With the share price nearing its 52-week lows, now looks like a good opportunity to review the company's results and determine if the current share price offers value for long-term investors.
Company Background
Navitas is a leading global education company with a market capitalisation of more than $1.5 billion. It provides more than 80,000 students with university programs, vocational training, English as a second language courses and work preparation programs.
Navitas partners with various universities around the world to deliver some of these programs and has been successful in targeting the surge in international students looking to improve their language and professional skills.
Full Year Results
Navitas recorded a 12% increase in FY15 revenues to $980.3 million and an 11% increase in net profit after tax (NPAT) to $91.4 million. Earnings per share (EPS) also increased by 11% while the full year dividend of 19.5 cents remained the same as the previous year.
64% of Navitas' revenues were generated in Australia with the remainder fairly evenly split between the UK, Europe, Canada and the US.
Divisional Results
The university programs division increased revenue by 13% and earnings grew by 15%, helped by a 0.4% improvement in margin.
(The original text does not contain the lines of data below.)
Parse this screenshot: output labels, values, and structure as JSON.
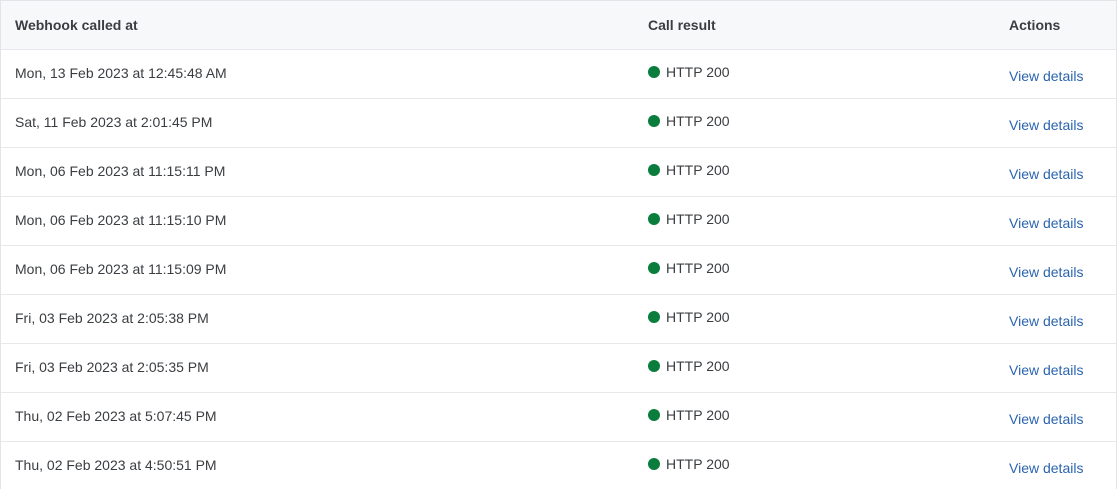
{
  "table": {
    "headers": {
      "called_at": "Webhook called at",
      "call_result": "Call result",
      "actions": "Actions"
    },
    "status_color": "#0a7d3c",
    "link_color": "#2b64b0",
    "rows": [
      {
        "called_at": "Mon, 13 Feb 2023 at 12:45:48 AM",
        "result": "HTTP 200",
        "action": "View details"
      },
      {
        "called_at": "Sat, 11 Feb 2023 at 2:01:45 PM",
        "result": "HTTP 200",
        "action": "View details"
      },
      {
        "called_at": "Mon, 06 Feb 2023 at 11:15:11 PM",
        "result": "HTTP 200",
        "action": "View details"
      },
      {
        "called_at": "Mon, 06 Feb 2023 at 11:15:10 PM",
        "result": "HTTP 200",
        "action": "View details"
      },
      {
        "called_at": "Mon, 06 Feb 2023 at 11:15:09 PM",
        "result": "HTTP 200",
        "action": "View details"
      },
      {
        "called_at": "Fri, 03 Feb 2023 at 2:05:38 PM",
        "result": "HTTP 200",
        "action": "View details"
      },
      {
        "called_at": "Fri, 03 Feb 2023 at 2:05:35 PM",
        "result": "HTTP 200",
        "action": "View details"
      },
      {
        "called_at": "Thu, 02 Feb 2023 at 5:07:45 PM",
        "result": "HTTP 200",
        "action": "View details"
      },
      {
        "called_at": "Thu, 02 Feb 2023 at 4:50:51 PM",
        "result": "HTTP 200",
        "action": "View details"
      }
    ]
  }
}
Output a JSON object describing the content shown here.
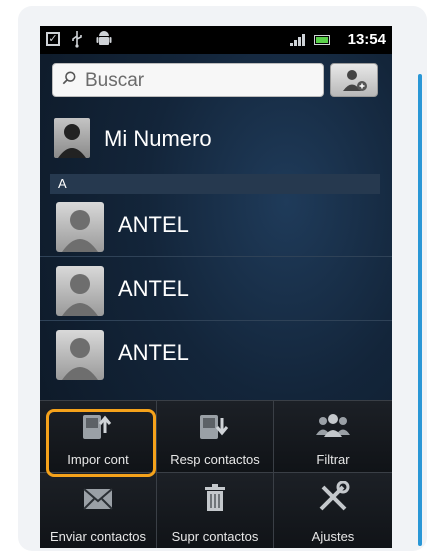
{
  "status_bar": {
    "time": "13:54",
    "icons": [
      "checkbox-icon",
      "usb-icon",
      "android-icon",
      "signal-icon",
      "battery-icon"
    ]
  },
  "search": {
    "placeholder": "Buscar"
  },
  "me": {
    "label": "Mi Numero"
  },
  "section": {
    "letter": "A"
  },
  "contacts": [
    {
      "name": "ANTEL"
    },
    {
      "name": "ANTEL"
    },
    {
      "name": "ANTEL"
    }
  ],
  "menu": {
    "items": [
      {
        "label": "Impor cont",
        "icon": "import-contacts-icon"
      },
      {
        "label": "Resp contactos",
        "icon": "backup-contacts-icon"
      },
      {
        "label": "Filtrar",
        "icon": "filter-people-icon"
      },
      {
        "label": "Enviar contactos",
        "icon": "envelope-icon"
      },
      {
        "label": "Supr contactos",
        "icon": "trash-icon"
      },
      {
        "label": "Ajustes",
        "icon": "settings-tools-icon"
      }
    ]
  },
  "colors": {
    "highlight": "#f5a21b",
    "accent": "#2a97d6",
    "battery": "#5ad04a"
  }
}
This division has been a concern for investors recently as the loss of two major contracts will impact profitability in FY16 and FY17. The impact of this is already being seen in domestic enrolments, with a 2% decline in enrolments compared to the same time last year. Enrolments are also being affected by fewer international student applications as a result of tougher immigration rules being implemented by the Australian and UK governments.
Navitas' professional and English programs division delivered a record performance with a 17% increase in earnings mainly as a result of cost reductions. Interestingly, the reduced number of refugees and migrants entering Australia has impacted this division and this is expected to continue in the short term.
The SAE division performed strongly with a 23% increase in revenue and a 7% increase in earnings. This result was driven by strong enrolment growth, especially in Australia and there appears to be good earnings momentum from this division moving forward.
Outlook
The short-term outlook for Navitas is not overly positive with management forecasting flat earnings growth for FY16. Although it expects growth to be solid in some of its university programs and other divisions, this will not be enough to offset the impacts from the loss of the two major university contracts.
Although the short-term outlook is difficult, the long-term outlook is far more positive. As the graph below shows, the number of tertiary students is expected to dramatically increase over the next decade. The majority of this growth will come from Asia and a large proportion of these students will look to study abroad.
Source : Navitas FY15 Results Presentation
Interestingly, the US, UK and Australia are the three top English speaking destination countries for international students and as Navitas has divisions in all of these countries, it will be interesting to see if the company will be able to take advantage of this tailwind.
Valuation
At the current share price of $4.10, the shares are trading on a price-to-earnings ratio of 16.8 and investors will receive a fully franked dividend yield of around 4.8%.
Foolish takeaway
With earnings expected to be flat for the next year, any significant share price recovery in the short term is unlikely in my opinion. I would be inclined to wait until earnings growth begins to increase again or the share price falls even further before buying. With that in mind, I am positive about Navitas' long term potential and this is why I'll be keeping a close eye on its progress over the next year.